With an initial concentration in mechanical engineering, Dr. Villa had received his B.S. and M.S. from UConn by 2009, assisting in undergraduate and graduate research over the six years. One recommendation the Postdoctoral Associate stresses for current UConn engineering students is to get involved with their own projects as soon as possible—there are opportunities in research labs, clubs, internships, or even independent projects. With his experience garnered at the University, he was able to briefly enter the medical device industry with Covidien and generate new intellectual property with a novel electrospinning device.
Motivated by the training record of his role models at Covidien, Dr. Villa realized the need to undertake more advanced scientific training. During his Master’s studies, he had learned about the applications of tissue engineering and was impressed with the field’s potential impact, motivating him to pursue it.
As a doctoral student, he was made a GAANN Predoctoral Fellow, a program that supported him in the majority of his studies. He became involved with Dr. Mei Wei’s lab in tissue engineering through the Materials Science and Engineering Department, where he conducted research on biomaterials and tissue engineering for bone repair.
Professor Mei Wei, also Associate Dean for Research and Graduate Education, played a critical role in Dr. Villa’s academic career. He says, “She is still an active supporter of my academic work; in fact she very recently wrote a letter of support for a grant proposal I submitted. Most importantly however, Dr. Wei provided me with the mentorship, resources, and support to do top-notch science in a highly multidisciplinary field.”
Recently, Dr. Villa collaborated as lead-author on an article with Professor Wei. In conjunction with Dr. Liping Wang (M.D.), Dr. Jianping Huang (M.S.), and Dr. David W. Rowe (M.D.), it was published in the biomedical journal Tissue Engineering in November 2013, entitled “Visualizing Osteogenesis In Vivo Within a Cell–Scaffold Construct for Bone Tissue Engineering Using Two-Photon Microscopy.” A research image from Dr. Villa’s work was featured on the cover of the issue.
On his transition to tissue engineering, he reflects, “The idea that science and engineering can dramatically improve medicine is not a new one, but is the major motivator behind my work. To work on bone was a privilege because of the feasibility that we can make a real impact on bone tissue engineering in its preclinical stages of development.”
With his dissertation on “In Vivo 2-Photon Microscopy and Collagen-Hydroxyapatite Scaffolds for Bone Tissue Engineering,” Dr. Villa graduated with his Ph.D. in 2014 having forged strong connections with his fellow scientists. “Research at the University of Connecticut was incredible for a variety of reasons: certainly because the physical resources such as instruments, lab space, research centers, and having learned a great deal. Personally, the most rewarding experience was the relationships that I developed working alongside other researchers and mentors that last to this day.”

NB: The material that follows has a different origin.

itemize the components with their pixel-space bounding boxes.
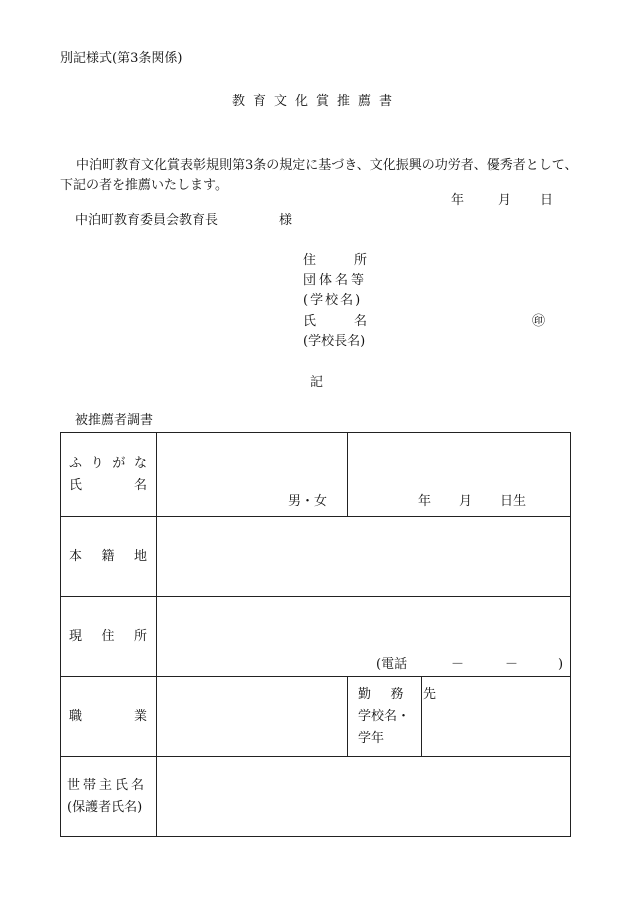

Presently, Dr. Villa’s main goal is to make scientific contributions that ultimately improve the quality of life for patients. In the future, he would like to lead a small team working at the interface of engineering and cell biology on problems that impact human healthcare.
With regards to the future advancements of tissue engineering in general, he elaborated, “Tissue engineering and regenerative medicine still have tremendous promise to improve the standard of care for tissue transplantation. There are currently clinical trials nearing completion for badly needed vascular grafts. In addition, the production of human tissue-specific samples has also emerged as an important tool for drug discovery and personalized medicine. As for what will be next is anyone’s guess; scientists worldwide are actively working on cartilage, bone, tendon, hearts, and lungs. I am confident that Dr. Wei, Dr. Rowe, and the University of Connecticut will part of the progression of bone biomaterials and regeneration.”